Comment: I'm not a native English speaker and I'm not working in the electronics industry for quite some time, so excuse if some technical terms are not on the spot or grammatically properly written.
Why do they still work?
Well, simplistic said, because for the electric all seems normal. The water might not be in areas where it can cause havoc (because of measures taken not explained here). However, for simplicity lets assume, we have an area with corrosion that might potentially create issues.
The majority of parts - in view of their count - on a PCB (Printed Circuit Board) are usually passive ones. For example these are resistors and condensators. Almost all rectangle shaped parts on your example picture should be condensators (size 1206 down to 0402 Imperial, I assume - more on Wikipedia). As you can see, there are open solder points (they don't seem to be lacquered). If water comes in this area and corrosion happens, you might get either a electrical bridge between these contacts or the solder point might corrode, resulting in a reduced electrical conductivity.
Resistors are often used to prevent other circuits - often controllers - from getting too high voltages at their inputs. Condensators then are commonly used to "smooth out" the voltage or to work as a buffer of some sort. There are (way) more use cases for both of them, but I want to emphasize these because they're important for our context.
Now, the actual "heart" of almost every electronic device is of course a microcontroller of some sort. We want to protect them with all reasonable effort because if they fail, the device might get unusable (or even destroyed). So all other parts (way more than I stated above) around trying to supply them with the required signals, so they can execute the code that's running on them in the expected way.
Shutdown reason 1: Unsteady voltage supply
Now, assume for example, we have a corrosion issue in an area that's responsible for the voltage supply of some of our micro-controllers (i.e. in a phone). Also assume, condensators are affected that should supply controllers with a clean, smooth direct current. However, because of the corrosion they don't work as expected anymore. They might still have contact but not as the manufacturer expected it. The result will be a more unsteady voltage supply for the controller. If the voltage drops are big enough, the controller might be forced to switch down and subsequently the phone might get turned off.

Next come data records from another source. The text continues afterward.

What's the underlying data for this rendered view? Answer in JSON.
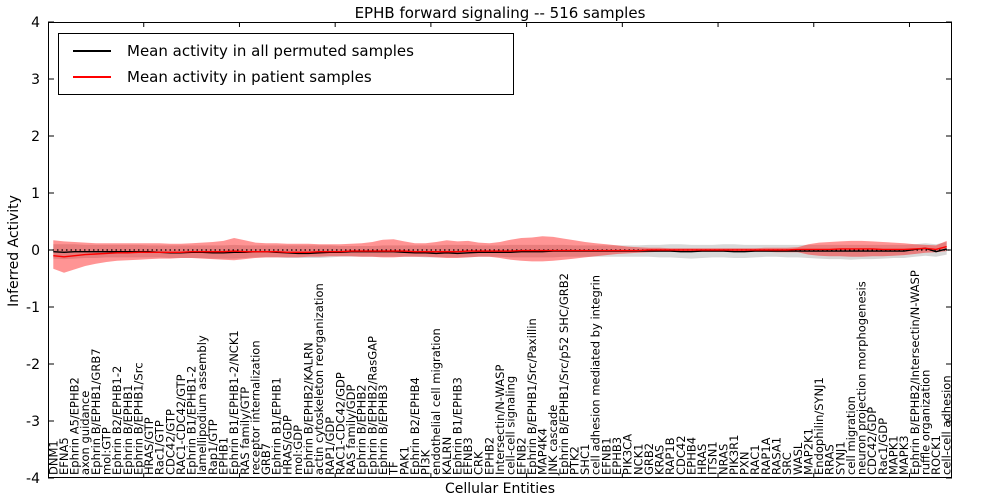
{
  "chart_data": {
    "type": "line",
    "title": "EPHB forward signaling -- 516 samples",
    "xlabel": "Cellular Entities",
    "ylabel": "Inferred Activity",
    "ylim": [
      -4,
      4
    ],
    "yticks": [
      -4,
      -3,
      -2,
      -1,
      0,
      1,
      2,
      3,
      4
    ],
    "grid": false,
    "legend_position": "upper left",
    "zero_line": {
      "style": "dotted",
      "color": "#000000",
      "y": 0
    },
    "categories": [
      "DNM1",
      "EFNA5",
      "Ephrin A5/EPHB2",
      "axon guidance",
      "Ephrin B/EPHB1/GRB7",
      "mol:GTP",
      "Ephrin B2/EPHB1-2",
      "Ephrin B/EPHB1",
      "Ephrin B/EPHB1/Src",
      "HRAS/GTP",
      "Rac1/GTP",
      "CDC42/GTP",
      "RAC1-CDC42/GTP",
      "Ephrin B1/EPHB1-2",
      "lamellipodium assembly",
      "Rap1/GTP",
      "EPHB1",
      "Ephrin B1/EPHB1-2/NCK1",
      "RAS family/GTP",
      "receptor internalization",
      "GRB7",
      "Ephrin B1/EPHB1",
      "HRAS/GDP",
      "mol:GDP",
      "Ephrin B/EPHB2/KALRN",
      "actin cytoskeleton reorganization",
      "RAP1/GDP",
      "RAC1-CDC42/GDP",
      "RAS family/GDP",
      "Ephrin B/EPHB2",
      "Ephrin B/EPHB2/RasGAP",
      "Ephrin B/EPHB3",
      "TF",
      "PAK1",
      "Ephrin B2/EPHB4",
      "PI3K",
      "endothelial cell migration",
      "KALRN",
      "Ephrin B1/EPHB3",
      "EFNB3",
      "CRK",
      "EPHB2",
      "Intersectin/N-WASP",
      "cell-cell signaling",
      "EFNB2",
      "Ephrin B/EPHB1/Src/Paxillin",
      "MAP4K4",
      "JNK cascade",
      "Ephrin B/EPHB1/Src/p52 SHC/GRB2",
      "PTK2",
      "SHC1",
      "cell adhesion mediated by integrin",
      "EFNB1",
      "EPHB3",
      "PIK3CA",
      "NCK1",
      "GRB2",
      "KRAS",
      "RAP1B",
      "CDC42",
      "EPHB4",
      "HRAS",
      "ITSN1",
      "NRAS",
      "PIK3R1",
      "PXN",
      "RAC1",
      "RAP1A",
      "RASA1",
      "SRC",
      "WASL",
      "MAP2K1",
      "Endophilin/SYNJ1",
      "RRAS",
      "SYNJ1",
      "cell migration",
      "neuron projection morphogenesis",
      "CDC42/GDP",
      "Rac1/GDP",
      "MAPK1",
      "MAPK3",
      "Ephrin B/EPHB2/Intersectin/N-WASP",
      "ruffle organization",
      "ROCK1",
      "cell-cell adhesion"
    ],
    "series": [
      {
        "name": "Mean activity in all permuted samples",
        "color": "#000000",
        "values": [
          -0.03,
          -0.04,
          -0.03,
          -0.03,
          -0.03,
          -0.03,
          -0.03,
          -0.03,
          -0.03,
          -0.03,
          -0.04,
          -0.05,
          -0.05,
          -0.04,
          -0.04,
          -0.05,
          -0.05,
          -0.04,
          -0.04,
          -0.03,
          -0.03,
          -0.04,
          -0.05,
          -0.06,
          -0.06,
          -0.05,
          -0.04,
          -0.04,
          -0.03,
          -0.03,
          -0.03,
          -0.03,
          -0.03,
          -0.04,
          -0.05,
          -0.05,
          -0.06,
          -0.05,
          -0.06,
          -0.05,
          -0.04,
          -0.04,
          -0.04,
          -0.04,
          -0.03,
          -0.03,
          -0.03,
          -0.02,
          -0.02,
          -0.02,
          -0.02,
          -0.02,
          -0.02,
          -0.02,
          -0.02,
          -0.02,
          -0.02,
          -0.02,
          -0.02,
          -0.03,
          -0.03,
          -0.02,
          -0.02,
          -0.02,
          -0.03,
          -0.03,
          -0.02,
          -0.02,
          -0.02,
          -0.02,
          -0.02,
          -0.02,
          -0.02,
          -0.02,
          -0.02,
          -0.02,
          -0.02,
          -0.02,
          -0.02,
          -0.02,
          -0.02,
          0.01,
          0.03,
          -0.03,
          0.02
        ]
      },
      {
        "name": "Mean activity in patient samples",
        "color": "#ff0000",
        "values": [
          -0.1,
          -0.12,
          -0.1,
          -0.08,
          -0.07,
          -0.06,
          -0.05,
          -0.05,
          -0.04,
          -0.04,
          -0.04,
          -0.04,
          -0.04,
          -0.03,
          -0.03,
          -0.03,
          -0.03,
          -0.02,
          -0.03,
          -0.03,
          -0.03,
          -0.03,
          -0.04,
          -0.04,
          -0.04,
          -0.03,
          -0.03,
          -0.03,
          -0.02,
          -0.02,
          -0.02,
          -0.02,
          -0.02,
          -0.02,
          -0.03,
          -0.03,
          -0.03,
          -0.03,
          -0.03,
          -0.02,
          -0.02,
          -0.02,
          -0.02,
          -0.02,
          -0.01,
          -0.01,
          -0.01,
          -0.01,
          -0.01,
          -0.01,
          -0.01,
          -0.01,
          -0.01,
          -0.01,
          -0.01,
          -0.01,
          0.0,
          0.0,
          0.0,
          0.0,
          0.0,
          0.0,
          0.0,
          0.0,
          0.0,
          0.0,
          0.0,
          0.0,
          0.0,
          0.0,
          0.01,
          0.01,
          0.01,
          0.01,
          0.02,
          0.02,
          0.02,
          0.02,
          0.01,
          0.01,
          0.01,
          0.02,
          0.03,
          0.01,
          0.06
        ]
      }
    ],
    "bands": [
      {
        "name": "permuted-range",
        "color": "rgba(125,125,125,0.30)",
        "upper": [
          0.1,
          0.1,
          0.1,
          0.09,
          0.09,
          0.09,
          0.09,
          0.09,
          0.09,
          0.08,
          0.08,
          0.08,
          0.08,
          0.08,
          0.08,
          0.08,
          0.08,
          0.09,
          0.08,
          0.08,
          0.08,
          0.08,
          0.08,
          0.08,
          0.08,
          0.08,
          0.08,
          0.07,
          0.07,
          0.07,
          0.07,
          0.08,
          0.08,
          0.08,
          0.08,
          0.08,
          0.08,
          0.09,
          0.09,
          0.09,
          0.08,
          0.08,
          0.08,
          0.09,
          0.09,
          0.09,
          0.09,
          0.09,
          0.09,
          0.08,
          0.08,
          0.08,
          0.08,
          0.08,
          0.08,
          0.08,
          0.09,
          0.09,
          0.1,
          0.1,
          0.09,
          0.09,
          0.09,
          0.1,
          0.1,
          0.09,
          0.09,
          0.09,
          0.09,
          0.09,
          0.09,
          0.09,
          0.09,
          0.09,
          0.09,
          0.09,
          0.09,
          0.09,
          0.09,
          0.09,
          0.09,
          0.1,
          0.12,
          0.1,
          0.14
        ],
        "lower": [
          -0.15,
          -0.16,
          -0.15,
          -0.14,
          -0.14,
          -0.13,
          -0.13,
          -0.13,
          -0.13,
          -0.13,
          -0.13,
          -0.14,
          -0.14,
          -0.14,
          -0.14,
          -0.15,
          -0.15,
          -0.15,
          -0.14,
          -0.13,
          -0.13,
          -0.13,
          -0.14,
          -0.14,
          -0.14,
          -0.14,
          -0.13,
          -0.12,
          -0.12,
          -0.12,
          -0.12,
          -0.12,
          -0.12,
          -0.12,
          -0.12,
          -0.13,
          -0.13,
          -0.13,
          -0.13,
          -0.13,
          -0.12,
          -0.12,
          -0.12,
          -0.13,
          -0.13,
          -0.13,
          -0.13,
          -0.13,
          -0.12,
          -0.12,
          -0.12,
          -0.12,
          -0.12,
          -0.12,
          -0.12,
          -0.12,
          -0.12,
          -0.13,
          -0.13,
          -0.14,
          -0.15,
          -0.14,
          -0.13,
          -0.13,
          -0.14,
          -0.14,
          -0.13,
          -0.12,
          -0.12,
          -0.13,
          -0.13,
          -0.14,
          -0.15,
          -0.16,
          -0.16,
          -0.17,
          -0.16,
          -0.16,
          -0.15,
          -0.14,
          -0.14,
          -0.12,
          -0.1,
          -0.12,
          -0.08
        ]
      },
      {
        "name": "patient-range",
        "color": "rgba(255,0,0,0.42)",
        "upper": [
          0.17,
          0.15,
          0.14,
          0.13,
          0.12,
          0.12,
          0.12,
          0.12,
          0.12,
          0.12,
          0.12,
          0.11,
          0.11,
          0.12,
          0.13,
          0.14,
          0.16,
          0.21,
          0.17,
          0.13,
          0.12,
          0.12,
          0.11,
          0.11,
          0.11,
          0.1,
          0.1,
          0.1,
          0.11,
          0.12,
          0.14,
          0.18,
          0.19,
          0.15,
          0.12,
          0.12,
          0.14,
          0.17,
          0.15,
          0.16,
          0.13,
          0.12,
          0.14,
          0.18,
          0.21,
          0.22,
          0.24,
          0.23,
          0.2,
          0.17,
          0.14,
          0.12,
          0.1,
          0.08,
          0.06,
          0.05,
          0.04,
          0.04,
          0.03,
          0.03,
          0.03,
          0.03,
          0.03,
          0.03,
          0.03,
          0.03,
          0.03,
          0.04,
          0.04,
          0.04,
          0.05,
          0.1,
          0.13,
          0.14,
          0.15,
          0.16,
          0.16,
          0.15,
          0.14,
          0.13,
          0.12,
          0.1,
          0.09,
          0.08,
          0.16
        ],
        "lower": [
          -0.33,
          -0.4,
          -0.34,
          -0.28,
          -0.24,
          -0.21,
          -0.19,
          -0.18,
          -0.17,
          -0.16,
          -0.15,
          -0.15,
          -0.14,
          -0.14,
          -0.15,
          -0.16,
          -0.17,
          -0.18,
          -0.16,
          -0.14,
          -0.13,
          -0.13,
          -0.13,
          -0.13,
          -0.12,
          -0.12,
          -0.11,
          -0.11,
          -0.11,
          -0.12,
          -0.12,
          -0.13,
          -0.13,
          -0.12,
          -0.12,
          -0.12,
          -0.13,
          -0.14,
          -0.14,
          -0.13,
          -0.12,
          -0.12,
          -0.14,
          -0.17,
          -0.19,
          -0.2,
          -0.2,
          -0.19,
          -0.17,
          -0.15,
          -0.13,
          -0.11,
          -0.09,
          -0.07,
          -0.06,
          -0.05,
          -0.04,
          -0.03,
          -0.03,
          -0.03,
          -0.03,
          -0.03,
          -0.03,
          -0.03,
          -0.03,
          -0.03,
          -0.03,
          -0.03,
          -0.04,
          -0.04,
          -0.04,
          -0.08,
          -0.1,
          -0.11,
          -0.11,
          -0.12,
          -0.12,
          -0.11,
          -0.11,
          -0.1,
          -0.09,
          -0.07,
          -0.05,
          -0.04,
          -0.02
        ]
      }
    ]
  }
}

Shutdown reason 2: Overvoltage protection
Extend the thought from the example above, but this time assume the affected parts are resistors. The effect on the electrical connectivity is the same. However, we assume that the electrical circuit is designed in a way (resistor network) that a voltage greater than expected comes to the controller. Ideally, the controller will be able to handle the full operating voltage at least for a short time. To prevent further damage, it might turn off itself and the device after that (ofc good design recommends there should be something logged then, although you as customer might not able to get to it).
Shutdown reason 3: Overcurrent protection
Similar to overvoltage in principle. However, now assume we have a "classical" short circuit between two or more pins of a controller. Often, that's not necessarily an issue because some pins might not even be connected for example. However, if you're connecting the "right" two pins - most notably the power supply - you should hope, the controller has a proper overcurrent protection. Most likely it will turn off itself when noticing a short circuit there and turn the device off after that. Or you might have luck and a fuse gets tripped fast enough to prevent further damage (unfortunately, not a lot of consumer devices have changeable fuses).
Shutdown reason 4: Overtemperature protection
Again, the assumption is similar to the previous ones. A temperature is often derived with specific resistors that change their resistance when the temperature changes. With old computer power supplies this was often done with NTCs for example, actual ones are more sophisticated. Anyway, we're calculating the temperature in some way or another. Now, when electrical connectivity issues are happening, we might get wrong or implausible signals. To prevent further damage (and because the controller usually will go the safe route), the device might shut down. Of course, there also might be real temperature issues in such cases, but you should find that out relatively easily (at least with phones).
I would go on and explain what are commonly used techniques to avoid these failures but I feel for the moment, it should suffice as an answer to your question.